Texans Sitting Pretty To Save America

I know that many won’t believe it, that my two favorites among the considered Republicans for 2016 are Texans, is a coincidence. Well, it may not be a coincidence that Texas happened to produce them. If Ted Cruz had not been nominated and elected, my next favorite to Rick Perry would be Louisiana Governor Bobby Jindal, who I like a lot and is not far behind. In an ordinary year, Jindal might well have been my first choice. But it is not an ordinary year, our Texans are not ordinary candidates, and America’s needs are far from ordinary needs. The functional tatters of this constitutional republic today are like the physical and emotional tatters of The Civil War era.

Rick Perry has earned it the old-fashioned way, and has done so in spades. I have watched for almost fifty years and loved people ideologically and rhetorically. But I've never seen a candidate with a resume and record to run with like Rick Perry has today.

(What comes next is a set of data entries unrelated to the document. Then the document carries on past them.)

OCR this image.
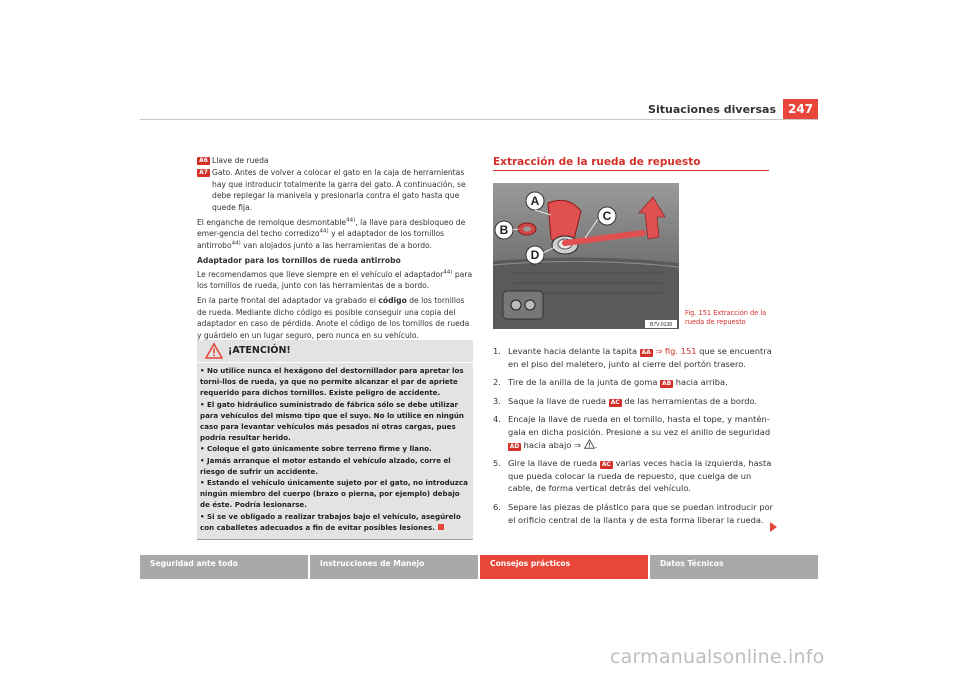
Situaciones diversas 247
A6 Llave de rueda
A7 Gato. Antes de volver a colocar el gato en la caja de herramientas hay que introducir totalmente la garra del gato. A continuación, se debe replegar la manivela y presionarla contra el gato hasta que quede fija.
El enganche de remolque desmontable$^{44)}$, la llave para desbloqueo de emer-gencia del techo corredizo$^{44)}$ y el adaptador de los tornillos antirrobo$^{44)}$ van alojados junto a las herramientas de a bordo.
Adaptador para los tornillos de rueda antirrobo
Le recomendamos que lleve siempre en el vehículo el adaptador$^{44)}$ para los tornillos de rueda, junto con las herramientas de a bordo.
En la parte frontal del adaptador va grabado el código de los tornillos de rueda. Mediante dicho código es posible conseguir una copia del adaptador en caso de pérdida. Anote el código de los tornillos de rueda y guárdelo en un lugar seguro, pero nunca en su vehículo.
¡ATENCIÓN!

• No utilice nunca el hexágono del destornillador para apretar los torni-llos de rueda, ya que no permite alcanzar el par de apriete requerido para dichos tornillos. Existe peligro de accidente.

• El gato hidráulico suministrado de fábrica sólo se debe utilizar para vehículos del mismo tipo que el suyo. No lo utilice en ningún caso para levantar vehículos más pesados ni otras cargas, pues podría resultar herido.

• Coloque el gato únicamente sobre terreno firme y llano.

• Jamás arranque el motor estando el vehículo alzado, corre el riesgo de sufrir un accidente.

• Estando el vehículo únicamente sujeto por el gato, no introduzca ningún miembro del cuerpo (brazo o pierna, por ejemplo) debajo de éste. Podría lesionarse.

• Si se ve obligado a realizar trabajos bajo el vehículo, asegúrelo con caballetes adecuados a fin de evitar posibles lesiones.

Extracción de la rueda de repuesto
A
B
C
D
B7V-0138
Fig. 151 Extracción de la rueda de repuesto
1. Levante hacia delante la tapita AA ⇒ fig. 151 que se encuentra en el piso del maletero, junto al cierre del portón trasero.
2. Tire de la anilla de la junta de goma AB hacia arriba.
3. Saque la llave de rueda AC de las herramientas de a bordo.
4. Encaje la llave de rueda en el tornillo, hasta el tope, y mantén-gala en dicha posición. Presione a su vez el anillo de seguridad AD hacia abajo ⇒ .
5. Gire la llave de rueda AC varias veces hacia la izquierda, hasta que pueda colocar la rueda de repuesto, que cuelga de un cable, de forma vertical detrás del vehículo.
6. Separe las piezas de plástico para que se puedan introducir por el orificio central de la llanta y de esta forma liberar la rueda.
Seguridad ante todo	Instrucciones de Manejo	Consejos prácticos	Datos Técnicos
carmanualsonline.info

I was a salesman, but not the typical back-slapping, drink swilling, fun-raising sort who remembered the birthdays of every customer and their spouse and their anniversary. I sought out good and unique products in the then-developing computer design industry and learned everything about the product’s operations and advantages; helping my dealers to sell them. For selling a presidential candidate, Rick Perry’s features are golden. Americans have tended to prefer Governors, and Perry is unprecedented with respect to his experience and accomplishment as one. As he says, over the past 5+ years without the great growth in Texas, job creation in The United States would be a net negative. And he has it in a genial but rugged and firm package. It should make a salesman’s mouth water. And he loves America and its potential too. Again in an ordinary year, he should be a runaway favorite.

But Ted Cruz is uncommonly lucid, visionary and purposive about restoring constitutional principle to a nation that has never been so philosophically lost in the woods. His rhetorical ability in presenting that vision is unmatched and he will endorse using every tool the U.S. Constitution provides to advance it. By those measures, both of them are the most qualified presidential candidates we've ever seen; and I mean including Ronald Reagan. If Perry can focus his philosophy and cultivate Reagan's resolve in the face of the political winds that will be brought against him, and/or if Cruz can deliver his clarity with something approaching Reagan's affability, I think one of them WILL be nominated. It could only be better if we could meld both of their strengths into one candidate. I think Cruz's early and strategic announcement has taken a clip out of the existing constituencies of Huckabee, whom I once supported, and Santorum, whom friends did. I'm not going to trash those two, but I'd be happy if they just decided the path was too difficult for them. Walker seems to have been aroused by the early attention and taken some to the inclination to tune his message for particular constituencies. For me, he is plainly behind Jindal as a third choice and down to Rubio territory, though I could live with any of them if by some miracle both Perry and Cruz should fail. I like Rand Paul personally, but I can’t support him, and I don’t think he’ll be nominated. In my book, the others need to show something not heretofore seen or Cruz or Perry need to make a spectacular blunder. Otherwise as far as I'm concerned, everyone else can take a number and a seat for Cruz and Perry. If America can’t elect one of them, we are certainly in critical demise as a society.